Monday, August 29, 2022 10:40 AM
Source: Bloomberg by Paulina Cachero
In an eight-minute speech last week that sent stock markets tumbling, Federal Reserve Chair Jerome Powell echoed what he’s said before about the importance of containing surging consumer prices: “The burdens of high inflation fall heaviest on those who are least able to bear them.”
Yet data filtered through the Realtime Inequality tracker provide a nuanced picture of how the bottom 50% of US households are faring in today’s economy. The group, generally those with a net worth of $166,000 or less before the pandemic, are in the strongest relative financial position in a generation.
The group’s collective inflation-adjusted wealth grew by 2.8% through the first six months of the year, according to the tracker, developed by three economists at the University of California, Berkeley. By contrast, those in the middle 40% were down 4.9%, while the top 1% — more heavily exposed to the bear market in stocks — lost more than 10%.
America’s working class has been buoyed by outsized wage gains in one of the tightest labor markets in decades. Incomes among the bottom 50%, adjusted for inflation, increased by 1.3% in the first half of 2022, while the middle 40%’s fell by 0.2%. Since April 2020, real income growth for the lower half of the US, at about 45%, has roughly doubled the pace nationwide.
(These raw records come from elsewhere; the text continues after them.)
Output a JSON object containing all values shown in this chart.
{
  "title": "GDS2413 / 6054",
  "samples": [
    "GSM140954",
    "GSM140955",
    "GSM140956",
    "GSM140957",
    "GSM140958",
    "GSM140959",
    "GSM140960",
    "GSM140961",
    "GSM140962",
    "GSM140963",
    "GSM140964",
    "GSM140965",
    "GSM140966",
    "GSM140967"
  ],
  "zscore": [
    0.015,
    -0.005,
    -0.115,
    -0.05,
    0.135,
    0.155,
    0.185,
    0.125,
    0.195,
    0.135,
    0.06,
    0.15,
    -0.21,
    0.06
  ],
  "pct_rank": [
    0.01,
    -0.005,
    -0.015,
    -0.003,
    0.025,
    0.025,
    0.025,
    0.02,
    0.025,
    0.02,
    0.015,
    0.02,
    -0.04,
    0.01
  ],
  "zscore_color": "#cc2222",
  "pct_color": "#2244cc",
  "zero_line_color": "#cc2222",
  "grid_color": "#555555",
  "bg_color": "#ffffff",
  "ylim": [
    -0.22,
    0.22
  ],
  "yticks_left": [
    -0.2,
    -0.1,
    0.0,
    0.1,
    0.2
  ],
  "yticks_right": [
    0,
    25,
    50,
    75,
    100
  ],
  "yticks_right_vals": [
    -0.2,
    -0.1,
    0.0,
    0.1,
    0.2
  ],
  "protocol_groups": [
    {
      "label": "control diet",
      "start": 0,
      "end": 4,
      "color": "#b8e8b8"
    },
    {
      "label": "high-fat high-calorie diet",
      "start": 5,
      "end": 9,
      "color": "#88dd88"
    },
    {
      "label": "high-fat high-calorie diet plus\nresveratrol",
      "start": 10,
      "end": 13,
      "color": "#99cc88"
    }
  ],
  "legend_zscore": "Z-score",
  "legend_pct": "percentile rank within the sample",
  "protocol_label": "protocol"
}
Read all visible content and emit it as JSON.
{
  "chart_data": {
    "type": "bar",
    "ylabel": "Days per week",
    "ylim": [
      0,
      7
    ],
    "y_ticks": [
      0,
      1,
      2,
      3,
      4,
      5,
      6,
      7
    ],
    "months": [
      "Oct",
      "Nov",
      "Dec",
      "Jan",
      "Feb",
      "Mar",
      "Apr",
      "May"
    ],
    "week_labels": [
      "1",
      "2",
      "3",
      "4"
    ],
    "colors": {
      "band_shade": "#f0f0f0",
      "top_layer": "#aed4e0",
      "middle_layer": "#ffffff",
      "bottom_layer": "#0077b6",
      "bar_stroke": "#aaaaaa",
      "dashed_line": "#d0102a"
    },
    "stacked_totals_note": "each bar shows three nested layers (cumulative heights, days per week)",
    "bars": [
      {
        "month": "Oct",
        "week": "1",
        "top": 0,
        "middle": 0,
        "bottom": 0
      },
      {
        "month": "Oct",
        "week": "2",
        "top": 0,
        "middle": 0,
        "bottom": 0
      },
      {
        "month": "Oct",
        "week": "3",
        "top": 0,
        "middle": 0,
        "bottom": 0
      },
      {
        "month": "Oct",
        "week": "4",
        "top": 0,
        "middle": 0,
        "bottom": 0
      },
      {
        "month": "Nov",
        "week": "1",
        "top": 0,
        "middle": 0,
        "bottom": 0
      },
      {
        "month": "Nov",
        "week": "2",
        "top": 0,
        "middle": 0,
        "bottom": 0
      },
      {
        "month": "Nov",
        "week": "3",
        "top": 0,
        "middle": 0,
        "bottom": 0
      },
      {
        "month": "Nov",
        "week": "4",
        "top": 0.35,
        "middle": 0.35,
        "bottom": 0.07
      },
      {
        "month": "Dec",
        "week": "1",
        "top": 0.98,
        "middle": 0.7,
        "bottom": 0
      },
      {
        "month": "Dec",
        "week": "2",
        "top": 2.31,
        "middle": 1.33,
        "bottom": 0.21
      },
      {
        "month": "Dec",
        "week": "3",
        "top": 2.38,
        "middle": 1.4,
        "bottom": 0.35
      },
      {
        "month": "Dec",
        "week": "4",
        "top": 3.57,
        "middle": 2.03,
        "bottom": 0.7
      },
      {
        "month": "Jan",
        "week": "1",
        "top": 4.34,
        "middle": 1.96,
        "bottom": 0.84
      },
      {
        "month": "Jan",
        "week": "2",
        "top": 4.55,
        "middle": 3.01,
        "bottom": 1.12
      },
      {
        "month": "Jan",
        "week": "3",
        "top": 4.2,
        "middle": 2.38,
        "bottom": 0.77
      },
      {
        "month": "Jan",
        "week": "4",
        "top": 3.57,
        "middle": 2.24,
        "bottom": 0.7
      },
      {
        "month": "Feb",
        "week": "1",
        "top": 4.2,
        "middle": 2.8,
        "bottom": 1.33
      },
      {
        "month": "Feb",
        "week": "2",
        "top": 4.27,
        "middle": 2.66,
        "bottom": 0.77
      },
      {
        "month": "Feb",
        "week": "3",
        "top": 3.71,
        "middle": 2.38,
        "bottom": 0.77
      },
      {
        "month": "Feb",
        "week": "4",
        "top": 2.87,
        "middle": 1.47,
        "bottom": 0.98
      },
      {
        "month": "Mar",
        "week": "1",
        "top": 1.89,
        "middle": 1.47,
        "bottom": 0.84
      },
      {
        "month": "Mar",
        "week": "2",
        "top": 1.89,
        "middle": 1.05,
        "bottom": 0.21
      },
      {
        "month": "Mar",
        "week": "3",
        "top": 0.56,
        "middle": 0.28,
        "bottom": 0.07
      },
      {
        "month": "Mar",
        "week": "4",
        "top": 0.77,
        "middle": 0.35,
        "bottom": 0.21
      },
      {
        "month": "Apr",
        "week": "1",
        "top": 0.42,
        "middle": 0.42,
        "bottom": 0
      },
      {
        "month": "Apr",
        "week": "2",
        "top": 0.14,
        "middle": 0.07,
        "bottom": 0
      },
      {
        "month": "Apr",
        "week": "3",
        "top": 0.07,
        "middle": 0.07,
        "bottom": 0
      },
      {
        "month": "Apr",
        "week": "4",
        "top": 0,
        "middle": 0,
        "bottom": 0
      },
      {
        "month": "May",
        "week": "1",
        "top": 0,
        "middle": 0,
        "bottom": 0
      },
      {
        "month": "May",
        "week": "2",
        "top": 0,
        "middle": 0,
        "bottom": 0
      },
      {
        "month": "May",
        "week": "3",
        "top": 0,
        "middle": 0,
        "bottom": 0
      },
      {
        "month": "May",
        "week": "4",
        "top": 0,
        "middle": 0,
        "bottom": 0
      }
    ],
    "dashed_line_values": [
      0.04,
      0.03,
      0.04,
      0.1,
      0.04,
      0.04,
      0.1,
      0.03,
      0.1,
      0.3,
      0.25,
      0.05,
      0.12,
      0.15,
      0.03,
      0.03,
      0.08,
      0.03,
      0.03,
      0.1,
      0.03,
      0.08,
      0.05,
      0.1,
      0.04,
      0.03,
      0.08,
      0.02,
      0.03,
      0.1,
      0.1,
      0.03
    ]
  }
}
“The remarkable trend observed since the beginning of the Covid recovery — sustained growth for the working class, breaking with decades of income stagnation — is continuing,” Gabriel Zucman, one of the economists who developed Realtime Inequality, said in an email. “Although the overall economy is slowing down, it is still delivering large, inflation-adjusted gains for the working class.”
Still, the recent gains have only made a dent in broader inequality. The bottom 50% of Americans account for just 1.2% of the country’s total wealth. The top 1% controls about 35% — a share that has mostly trended upward over the past four decades.
And with recession fears growing, stocks sliding and the housing market cooling, 2022 has been difficult for many Americans.
For one, the country’s retirement crisis is only getting worse. This year’s market turmoil erased some $3.4 trillion from 401(k)s and IRAs in the first half, according to Alicia Munnell, director of Boston College’s Center for Retirement Research.
Meanwhile, consumers across the board are turning more to credit cards to keep up their spending, adding $46 billion to balances in the second quarter of 2022. The 13% year-over-year increase was the largest jump in credit-card debt in 20 years, according to a study from the New York Fed.
In addition to seeing nearly no income growth in the second quarter of 2022, the US middle class is also being struck by a slowdown in real estate. With the housing market careening to a halt, Moody’s Analytics chief economist Mark Zandi told Fortune that he predicts home prices will fall by as much as 5% in the coming year and up to 10% if the country enters a recession.